Hello,
BigQuery table is empty since 3 days. The issue seems to be around the collector but I can’t really figure what’s wrong.
When looking at the performances of my collector VM I’m not seeing anything wrong:
When looking at the subscription to the “good” pubsub topic I can clearly seen that something is happening:
Looking at the log of my collector I have this kind of error:
[scala-stream-collector-akka.actor.default-dispatcher-8] WARN akka.actor.ActorSystemImpl - Illegal header: Illegal 'user-agent' header: Invalid input ',', expected OWS, 'EOI', tchar, product-or-comment or comment (line 1, column 102): Mozilla/5.0 (Macintosh; Intel Mac OS X 10_15_6) AppleWebKit/605.1.15 (KHTML, like Gecko) Version/15.6,2 Safari/605.1.15
but I’ve always had error like this…
Here is the config of the collector:
# startup-script from quick start guide
#!/bin/bash
set -e -x
# -----------------------------------------------------------------------------
# BASE INSTALL
# -----------------------------------------------------------------------------
readonly CONFIG_DIR=/opt/snowplow/config
function install_base_packages() {
sudo apt install wget curl unzip -y
}
function install_docker_ce() {
sudo apt install docker.io -y
sudo systemctl enable --now docker
}
sudo apt update -y
install_base_packages
install_docker_ce
sudo mkdir -p ${CONFIG_DIR}
sudo cat << EOF > ${CONFIG_DIR}/collector.hocon
collector {
interface = "0.0.0.0"
port = 8080
ssl {
enable = false
redirect = false
port = 8443
}
paths {}
p3p {
policyRef = "/w3c/p3p.xml"
CP = "NOI DSP COR NID PSA OUR IND COM NAV STA"
}
crossDomain {
enabled = false
domains = [ "*" ]
secure = true
}
cookie {
enabled = true
expiration = "365 days"
name = sp
domains = []
fallbackDomain = ""
secure = true
httpOnly = false
sameSite = "None"
}
doNotTrackCookie {
enabled = false
name = ""
value = ""
}
cookieBounce {
enabled = false
name = "n3pc"
fallbackNetworkUserId = "00000000-0000-4000-A000-000000000000"
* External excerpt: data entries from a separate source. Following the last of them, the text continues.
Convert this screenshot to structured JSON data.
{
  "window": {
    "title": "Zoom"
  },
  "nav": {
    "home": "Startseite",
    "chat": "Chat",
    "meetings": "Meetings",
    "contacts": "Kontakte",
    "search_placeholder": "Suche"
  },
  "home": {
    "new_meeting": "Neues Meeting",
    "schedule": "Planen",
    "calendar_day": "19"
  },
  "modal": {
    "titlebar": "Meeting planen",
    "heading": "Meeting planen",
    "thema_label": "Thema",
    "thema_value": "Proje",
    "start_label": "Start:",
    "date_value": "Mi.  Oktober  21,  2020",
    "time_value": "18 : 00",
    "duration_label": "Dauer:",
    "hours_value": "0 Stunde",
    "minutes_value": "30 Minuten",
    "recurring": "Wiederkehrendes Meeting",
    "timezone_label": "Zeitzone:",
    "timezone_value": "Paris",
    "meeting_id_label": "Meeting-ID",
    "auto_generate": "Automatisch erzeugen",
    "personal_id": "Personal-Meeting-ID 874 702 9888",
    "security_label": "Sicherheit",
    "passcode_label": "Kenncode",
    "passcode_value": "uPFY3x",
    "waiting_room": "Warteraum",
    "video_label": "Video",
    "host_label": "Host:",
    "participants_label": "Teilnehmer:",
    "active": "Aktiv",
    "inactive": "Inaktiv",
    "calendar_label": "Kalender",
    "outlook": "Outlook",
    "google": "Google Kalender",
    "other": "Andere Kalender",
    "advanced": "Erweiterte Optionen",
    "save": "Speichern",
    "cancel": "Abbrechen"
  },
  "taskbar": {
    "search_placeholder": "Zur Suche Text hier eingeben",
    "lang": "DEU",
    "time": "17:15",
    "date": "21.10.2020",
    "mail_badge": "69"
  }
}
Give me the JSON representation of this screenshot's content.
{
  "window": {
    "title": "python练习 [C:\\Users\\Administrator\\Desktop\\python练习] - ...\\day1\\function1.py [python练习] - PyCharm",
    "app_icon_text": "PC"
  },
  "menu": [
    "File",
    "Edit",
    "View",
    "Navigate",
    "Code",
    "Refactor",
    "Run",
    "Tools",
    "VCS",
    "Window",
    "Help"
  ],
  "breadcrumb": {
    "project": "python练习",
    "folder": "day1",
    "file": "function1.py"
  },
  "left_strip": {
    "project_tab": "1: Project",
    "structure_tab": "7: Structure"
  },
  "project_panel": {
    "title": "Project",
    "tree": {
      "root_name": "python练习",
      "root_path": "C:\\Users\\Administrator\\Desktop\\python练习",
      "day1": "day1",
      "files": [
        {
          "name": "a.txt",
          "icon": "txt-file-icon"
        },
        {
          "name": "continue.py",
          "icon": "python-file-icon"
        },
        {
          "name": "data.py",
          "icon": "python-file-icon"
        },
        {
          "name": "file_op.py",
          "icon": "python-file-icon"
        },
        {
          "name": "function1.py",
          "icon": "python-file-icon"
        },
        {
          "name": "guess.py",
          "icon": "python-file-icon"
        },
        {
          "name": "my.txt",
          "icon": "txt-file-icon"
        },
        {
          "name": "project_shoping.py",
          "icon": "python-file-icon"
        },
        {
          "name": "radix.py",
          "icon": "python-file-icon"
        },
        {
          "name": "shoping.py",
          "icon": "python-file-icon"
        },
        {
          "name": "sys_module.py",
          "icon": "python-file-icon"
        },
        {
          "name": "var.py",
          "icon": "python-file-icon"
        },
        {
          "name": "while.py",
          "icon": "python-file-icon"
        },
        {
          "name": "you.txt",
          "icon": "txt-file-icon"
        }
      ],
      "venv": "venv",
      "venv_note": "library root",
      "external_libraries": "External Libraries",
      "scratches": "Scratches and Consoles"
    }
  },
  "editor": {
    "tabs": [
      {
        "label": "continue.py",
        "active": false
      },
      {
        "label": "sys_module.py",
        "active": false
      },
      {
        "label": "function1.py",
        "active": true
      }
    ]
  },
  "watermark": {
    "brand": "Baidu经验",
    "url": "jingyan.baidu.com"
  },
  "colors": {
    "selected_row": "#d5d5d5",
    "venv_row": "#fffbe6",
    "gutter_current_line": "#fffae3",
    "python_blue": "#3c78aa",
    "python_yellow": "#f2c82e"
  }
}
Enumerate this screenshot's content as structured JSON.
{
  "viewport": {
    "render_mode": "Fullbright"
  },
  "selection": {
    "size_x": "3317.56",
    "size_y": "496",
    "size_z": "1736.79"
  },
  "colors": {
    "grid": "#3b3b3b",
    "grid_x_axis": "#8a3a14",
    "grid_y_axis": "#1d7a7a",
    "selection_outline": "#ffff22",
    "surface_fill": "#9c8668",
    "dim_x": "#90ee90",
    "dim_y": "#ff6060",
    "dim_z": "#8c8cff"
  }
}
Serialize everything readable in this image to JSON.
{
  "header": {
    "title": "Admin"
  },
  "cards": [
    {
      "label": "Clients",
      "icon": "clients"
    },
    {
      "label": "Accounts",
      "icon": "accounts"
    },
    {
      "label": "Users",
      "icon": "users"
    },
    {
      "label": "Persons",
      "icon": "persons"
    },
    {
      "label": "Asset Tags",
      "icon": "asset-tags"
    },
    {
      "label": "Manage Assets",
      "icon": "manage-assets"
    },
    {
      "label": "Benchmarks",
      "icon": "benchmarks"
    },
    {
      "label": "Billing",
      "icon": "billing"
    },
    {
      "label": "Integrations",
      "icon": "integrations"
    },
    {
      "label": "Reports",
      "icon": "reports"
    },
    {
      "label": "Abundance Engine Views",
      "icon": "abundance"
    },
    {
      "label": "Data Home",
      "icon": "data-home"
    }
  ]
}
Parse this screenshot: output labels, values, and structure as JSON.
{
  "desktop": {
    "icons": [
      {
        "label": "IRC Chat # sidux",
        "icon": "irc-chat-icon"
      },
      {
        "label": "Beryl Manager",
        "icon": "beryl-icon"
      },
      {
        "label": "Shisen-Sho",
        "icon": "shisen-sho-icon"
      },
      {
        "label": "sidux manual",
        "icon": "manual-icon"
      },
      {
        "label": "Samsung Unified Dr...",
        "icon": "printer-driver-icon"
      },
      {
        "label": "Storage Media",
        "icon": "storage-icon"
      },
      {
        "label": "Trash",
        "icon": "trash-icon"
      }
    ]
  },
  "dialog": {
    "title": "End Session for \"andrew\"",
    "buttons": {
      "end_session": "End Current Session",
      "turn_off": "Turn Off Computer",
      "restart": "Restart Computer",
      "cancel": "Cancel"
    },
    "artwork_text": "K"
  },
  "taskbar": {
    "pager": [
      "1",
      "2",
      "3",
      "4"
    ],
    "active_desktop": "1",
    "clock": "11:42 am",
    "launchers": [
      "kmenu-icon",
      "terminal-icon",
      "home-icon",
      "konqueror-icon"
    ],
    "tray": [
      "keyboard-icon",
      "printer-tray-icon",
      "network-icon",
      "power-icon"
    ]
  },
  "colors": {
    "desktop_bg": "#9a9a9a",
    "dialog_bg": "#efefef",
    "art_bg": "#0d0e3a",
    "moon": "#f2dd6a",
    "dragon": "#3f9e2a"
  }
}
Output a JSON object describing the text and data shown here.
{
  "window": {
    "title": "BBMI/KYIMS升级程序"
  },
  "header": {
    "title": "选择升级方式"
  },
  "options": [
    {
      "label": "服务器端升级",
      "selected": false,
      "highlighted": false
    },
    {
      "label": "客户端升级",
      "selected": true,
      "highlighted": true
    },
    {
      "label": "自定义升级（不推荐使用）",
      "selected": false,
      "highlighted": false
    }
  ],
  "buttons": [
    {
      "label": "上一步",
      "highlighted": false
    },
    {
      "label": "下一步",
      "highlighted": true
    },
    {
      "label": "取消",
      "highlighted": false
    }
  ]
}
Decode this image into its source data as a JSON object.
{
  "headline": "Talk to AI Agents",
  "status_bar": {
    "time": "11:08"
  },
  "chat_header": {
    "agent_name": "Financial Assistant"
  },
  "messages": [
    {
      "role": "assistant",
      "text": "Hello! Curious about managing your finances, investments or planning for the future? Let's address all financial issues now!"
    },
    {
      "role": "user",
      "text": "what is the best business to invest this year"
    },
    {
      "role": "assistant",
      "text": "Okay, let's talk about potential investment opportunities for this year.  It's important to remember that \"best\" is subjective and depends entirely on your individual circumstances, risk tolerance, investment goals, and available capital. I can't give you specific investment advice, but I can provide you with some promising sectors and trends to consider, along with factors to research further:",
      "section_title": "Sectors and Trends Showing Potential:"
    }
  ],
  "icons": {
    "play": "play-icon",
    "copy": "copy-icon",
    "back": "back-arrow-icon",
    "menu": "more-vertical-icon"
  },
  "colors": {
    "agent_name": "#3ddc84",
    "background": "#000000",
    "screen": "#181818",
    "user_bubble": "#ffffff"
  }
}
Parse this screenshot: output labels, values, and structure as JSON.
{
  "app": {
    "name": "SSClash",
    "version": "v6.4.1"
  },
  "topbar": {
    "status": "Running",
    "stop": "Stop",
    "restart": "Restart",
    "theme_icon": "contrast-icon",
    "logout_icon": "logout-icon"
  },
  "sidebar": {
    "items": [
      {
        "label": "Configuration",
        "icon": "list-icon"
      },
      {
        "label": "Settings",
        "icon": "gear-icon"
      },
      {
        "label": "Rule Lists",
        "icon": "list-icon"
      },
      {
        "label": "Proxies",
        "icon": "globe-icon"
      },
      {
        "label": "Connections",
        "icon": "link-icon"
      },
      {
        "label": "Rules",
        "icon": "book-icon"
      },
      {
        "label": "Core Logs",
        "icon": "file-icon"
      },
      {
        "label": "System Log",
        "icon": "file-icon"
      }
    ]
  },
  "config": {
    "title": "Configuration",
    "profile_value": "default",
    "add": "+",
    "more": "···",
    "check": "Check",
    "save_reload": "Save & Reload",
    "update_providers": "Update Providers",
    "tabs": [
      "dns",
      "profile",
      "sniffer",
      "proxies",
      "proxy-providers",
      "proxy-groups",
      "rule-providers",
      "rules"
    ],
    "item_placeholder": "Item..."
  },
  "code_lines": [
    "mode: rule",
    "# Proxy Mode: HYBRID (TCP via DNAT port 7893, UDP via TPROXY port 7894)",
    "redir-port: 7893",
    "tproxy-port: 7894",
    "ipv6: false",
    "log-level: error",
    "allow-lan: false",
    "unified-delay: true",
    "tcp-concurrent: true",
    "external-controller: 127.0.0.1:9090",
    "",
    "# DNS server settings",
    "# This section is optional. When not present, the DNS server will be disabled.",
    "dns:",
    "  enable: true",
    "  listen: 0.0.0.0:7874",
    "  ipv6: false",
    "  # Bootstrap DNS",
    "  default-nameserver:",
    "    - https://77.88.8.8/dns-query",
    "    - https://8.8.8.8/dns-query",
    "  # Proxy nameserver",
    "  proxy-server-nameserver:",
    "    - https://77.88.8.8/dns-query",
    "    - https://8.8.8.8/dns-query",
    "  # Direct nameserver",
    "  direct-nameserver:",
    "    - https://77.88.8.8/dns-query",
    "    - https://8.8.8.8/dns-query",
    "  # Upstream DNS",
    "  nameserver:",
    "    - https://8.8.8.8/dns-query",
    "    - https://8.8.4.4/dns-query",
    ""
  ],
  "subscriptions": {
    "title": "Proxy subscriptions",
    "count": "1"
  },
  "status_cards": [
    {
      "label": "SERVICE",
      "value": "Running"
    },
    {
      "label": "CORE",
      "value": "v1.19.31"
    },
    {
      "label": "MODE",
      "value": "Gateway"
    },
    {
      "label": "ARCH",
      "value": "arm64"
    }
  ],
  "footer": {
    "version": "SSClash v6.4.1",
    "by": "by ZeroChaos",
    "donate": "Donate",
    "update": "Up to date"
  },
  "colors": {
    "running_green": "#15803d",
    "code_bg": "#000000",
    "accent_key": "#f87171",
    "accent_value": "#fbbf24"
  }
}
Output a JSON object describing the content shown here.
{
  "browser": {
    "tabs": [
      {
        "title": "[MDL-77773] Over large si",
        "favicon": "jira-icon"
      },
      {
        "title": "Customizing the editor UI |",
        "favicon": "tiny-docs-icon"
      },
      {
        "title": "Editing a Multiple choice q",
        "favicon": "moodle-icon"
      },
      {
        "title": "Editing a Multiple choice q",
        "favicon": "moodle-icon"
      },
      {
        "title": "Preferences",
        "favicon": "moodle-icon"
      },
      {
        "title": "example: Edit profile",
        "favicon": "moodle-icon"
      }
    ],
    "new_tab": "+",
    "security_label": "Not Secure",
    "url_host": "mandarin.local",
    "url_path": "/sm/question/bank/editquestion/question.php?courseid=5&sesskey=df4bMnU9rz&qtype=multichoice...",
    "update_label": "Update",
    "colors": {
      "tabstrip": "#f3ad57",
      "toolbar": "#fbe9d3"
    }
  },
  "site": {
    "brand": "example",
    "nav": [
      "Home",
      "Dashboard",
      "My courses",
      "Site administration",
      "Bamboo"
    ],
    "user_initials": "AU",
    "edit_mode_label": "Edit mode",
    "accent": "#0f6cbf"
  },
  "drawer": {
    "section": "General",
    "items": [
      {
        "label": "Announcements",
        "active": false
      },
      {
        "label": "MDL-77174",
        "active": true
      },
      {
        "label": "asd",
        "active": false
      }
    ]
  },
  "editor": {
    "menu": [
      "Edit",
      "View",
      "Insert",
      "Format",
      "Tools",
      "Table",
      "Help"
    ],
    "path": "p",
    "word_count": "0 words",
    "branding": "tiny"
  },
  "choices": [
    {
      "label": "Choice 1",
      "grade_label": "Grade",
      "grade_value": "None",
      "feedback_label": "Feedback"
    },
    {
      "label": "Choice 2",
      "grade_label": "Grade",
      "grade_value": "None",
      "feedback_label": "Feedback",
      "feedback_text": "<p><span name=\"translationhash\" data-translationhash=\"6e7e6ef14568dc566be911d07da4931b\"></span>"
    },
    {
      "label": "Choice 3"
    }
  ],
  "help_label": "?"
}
forwardedProtocolHeader = "X-Forwarded-Proto"
}
enableDefaultRedirect = false
redirectMacro {
enabled = false
placeholder = "[TOKEN]"
}
rootResponse {
enabled = false
statusCode = 302
headers = {}
body = "302, redirecting"
}
cors {
accessControlMaxAge = "5 seconds"
}
prometheusMetrics {
enabled = false
}
streams {
good = good
bad = bad
useIpAddressAsPartitionKey = false
sink {
enabled = google-pub-sub
googleProjectId = "my-sp-project-xxxx"
backoffPolicy {
minBackoff = 1000
maxBackoff = 1000
totalBackoff = 10000
multiplier = 1
}
}
buffer {
byteLimit = 1000000
recordLimit = 500
timeLimit = 500
}
}
}
akka {
loglevel = WARNING
loggers = ["akka.event.slf4j.Slf4jLogger"]
http.server {
remote-address-header = on
raw-request-uri-header = on
parsing {
max-uri-length = 32768
uri-parsing-mode = relaxed
}
max-connections = 2048
}
}
EOF
sudo docker run \
-d \
--name collector \
--restart always \
--network host \
--log-driver gcplogs \
-v ${CONFIG_DIR}:/snowplow/config \
-p 8080:8080 \
-e 'JAVA_OPTS=-Dorg.slf4j.simpleLogger.defaultLogLevel=info' \
snowplow/scala-stream-collector-pubsub:2.4.5 \
--config /snowplow/config/collector.hocon
what’s wrong?